My co-founder of Snapshot Stories Karlyn Coleman wrote a great blog post ("Preserving Memories") for the Loft Literary Center outlining the background of the class/program. She tells about her experience teaching seniors in Princeton, MN, and my experience with my grandfather. She says, "We saw how the sharing built community, created empathy, and helped the writers grow." This was the impetus for Snapshot Stories: to give people an outlet to write and share their stories.
We truly believe that stories are powerful. We're so excited to bring our energy and passion to people who want to tell theirs.
Art is not produced in a vacuum. First drafts, sketches, or melodies might be created in isolation, but at some point artists need external participation whether that means a piece of art hangs from a gallery wall, is heard at a concert, or is read on the page. I am working toward finding new external outlets for my writing every day and despite any setbacks am forging ahead.
While it's best to function on self-belief and internal motivation, a little external pressure never hurts. That's why it was so humbling to be mentioned in Laurie Hertzel's review of the Star Tribune's Artist of the Year, Lesley Nneka Arimah. I saw her read at her book launch for "When a Man Falls from the Sky" and was moved by both her words and her presence. The Strib's overview of her work and her place in both Minnesotan and American society was spot-on. And being mentioned alongside Arimah is truly a personal call-to-action for me and my goals for 2018.

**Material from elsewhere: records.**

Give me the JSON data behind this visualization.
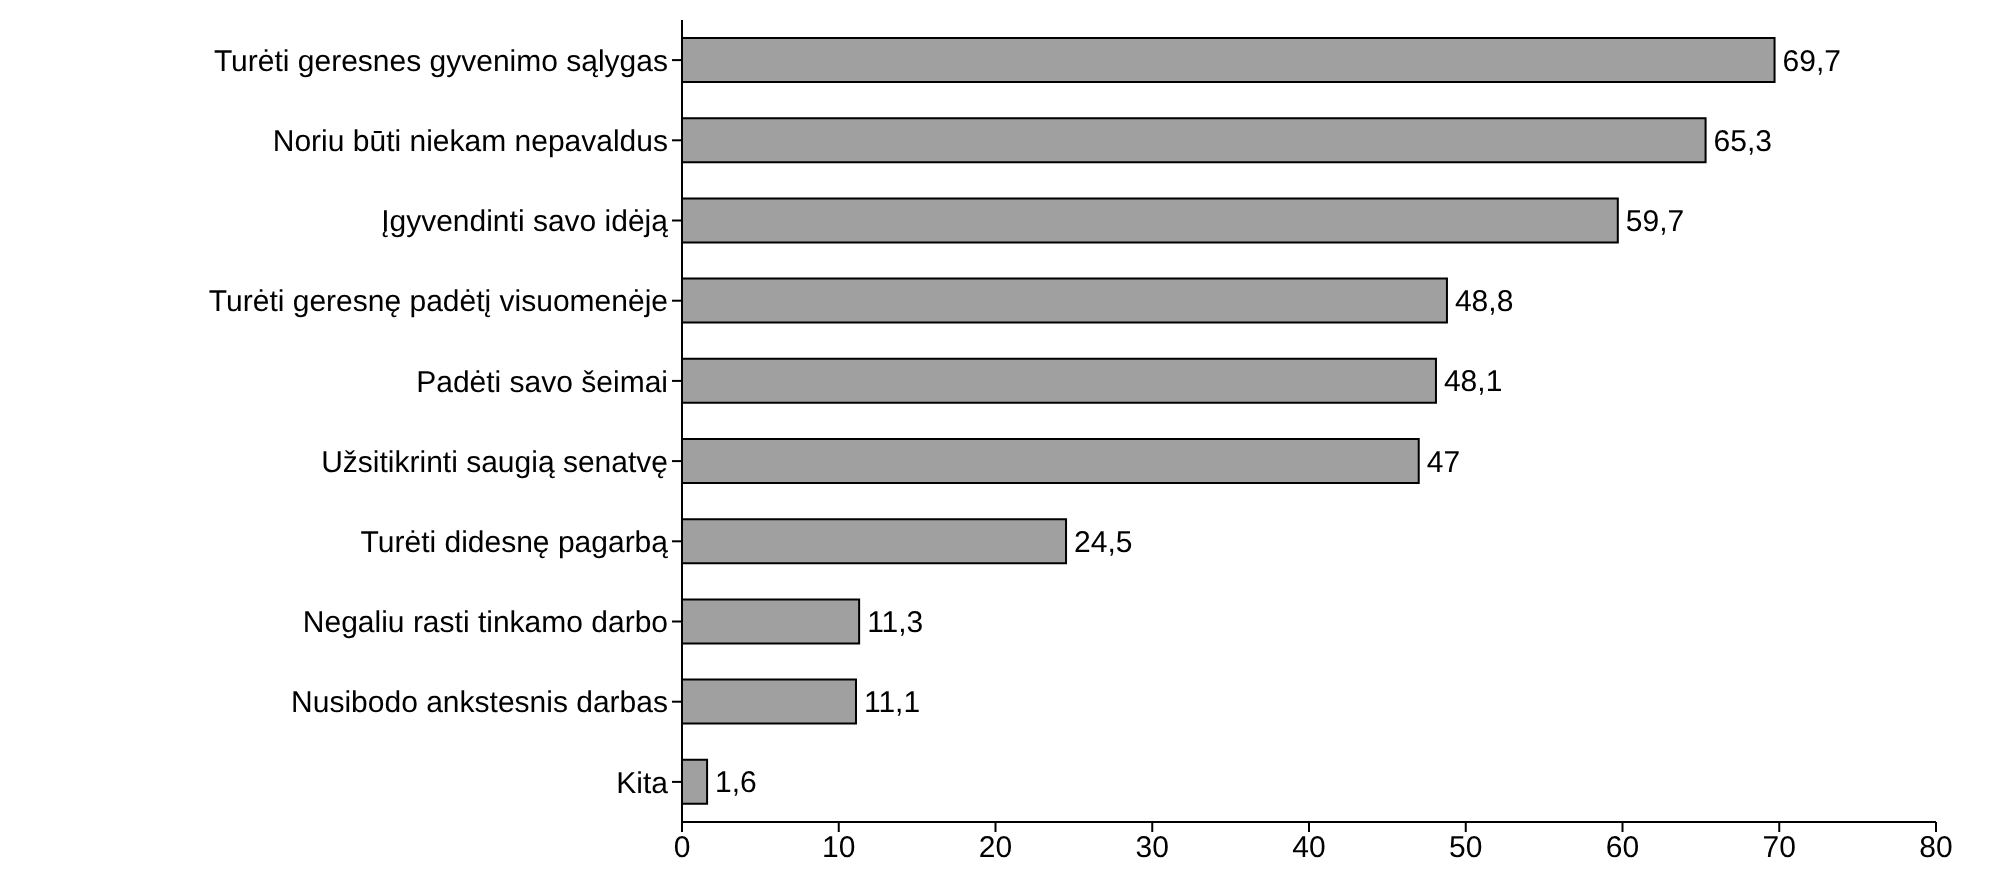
{
  "chart_data": {
    "type": "bar",
    "orientation": "horizontal",
    "categories": [
      "Turėti geresnes gyvenimo sąlygas",
      "Noriu būti niekam nepavaldus",
      "Įgyvendinti savo idėją",
      "Turėti geresnę padėtį visuomenėje",
      "Padėti savo šeimai",
      "Užsitikrinti saugią senatvę",
      "Turėti didesnę pagarbą",
      "Negaliu rasti tinkamo darbo",
      "Nusibodo ankstesnis darbas",
      "Kita"
    ],
    "values": [
      69.7,
      65.3,
      59.7,
      48.8,
      48.1,
      47,
      24.5,
      11.3,
      11.1,
      1.6
    ],
    "value_labels": [
      "69,7",
      "65,3",
      "59,7",
      "48,8",
      "48,1",
      "47",
      "24,5",
      "11,3",
      "11,1",
      "1,6"
    ],
    "color": "#a0a0a0",
    "xlim": [
      0,
      80
    ],
    "xticks": [
      0,
      10,
      20,
      30,
      40,
      50,
      60,
      70,
      80
    ],
    "grid": false
  }
}
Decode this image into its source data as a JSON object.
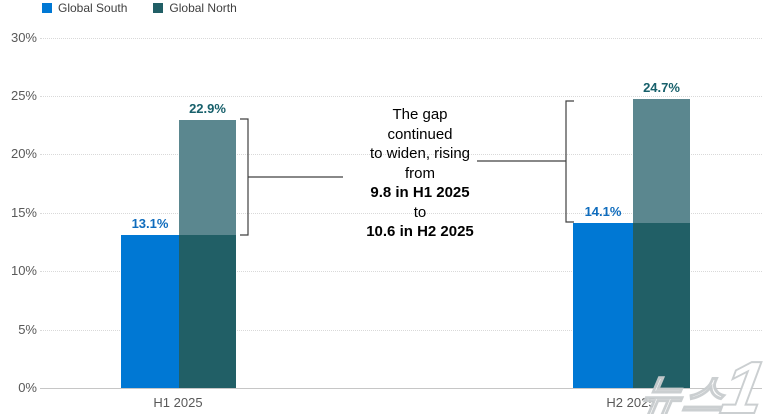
{
  "legend": {
    "items": [
      {
        "label": "Global South",
        "color": "#0078d4"
      },
      {
        "label": "Global North",
        "color": "#215f66"
      }
    ]
  },
  "chart_data": {
    "type": "bar",
    "categories": [
      "H1 2025",
      "H2 2025"
    ],
    "series": [
      {
        "name": "Global South",
        "color": "#0078d4",
        "label_color": "#0f6cbd",
        "values": [
          13.1,
          14.1
        ],
        "labels": [
          "13.1%",
          "14.1%"
        ]
      },
      {
        "name": "Global North",
        "color": "#5b878f",
        "overlap_color": "#215f66",
        "label_color": "#17606b",
        "values": [
          22.9,
          24.7
        ],
        "labels": [
          "22.9%",
          "24.7%"
        ]
      }
    ],
    "gaps": [
      9.8,
      10.6
    ],
    "title": "",
    "xlabel": "",
    "ylabel": "",
    "ylim": [
      0,
      30
    ],
    "ytick_labels": [
      "30%",
      "25%",
      "20%",
      "15%",
      "10%",
      "5%",
      "0%"
    ],
    "ytick_values": [
      30,
      25,
      20,
      15,
      10,
      5,
      0
    ],
    "grid": "horizontal-dotted",
    "legend_position": "top-left"
  },
  "annotation": {
    "lines": [
      {
        "text": "The gap",
        "bold": false
      },
      {
        "text": "continued",
        "bold": false
      },
      {
        "text": "to widen, rising",
        "bold": false
      },
      {
        "text": "from",
        "bold": false
      },
      {
        "text": "9.8 in H1 2025",
        "bold": true
      },
      {
        "text": "to",
        "bold": false
      },
      {
        "text": "10.6 in H2 2025",
        "bold": true
      }
    ]
  },
  "watermark": {
    "text": "뉴스",
    "number": "1"
  }
}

Minnesota, a state that once was best known for white male writers such as Robert Bly, Sinclair Lewis and F. Scott Fitzgerald, was developing a strong community of female writers as well as writers of color. Some — Arimah, Marlon James, Danez Smith, Sun Yung Shin and Bao Phi, for instance — were getting national and international attention, and others — Su Hwang, Donte Collins, Anika Fajardo — were well on their way.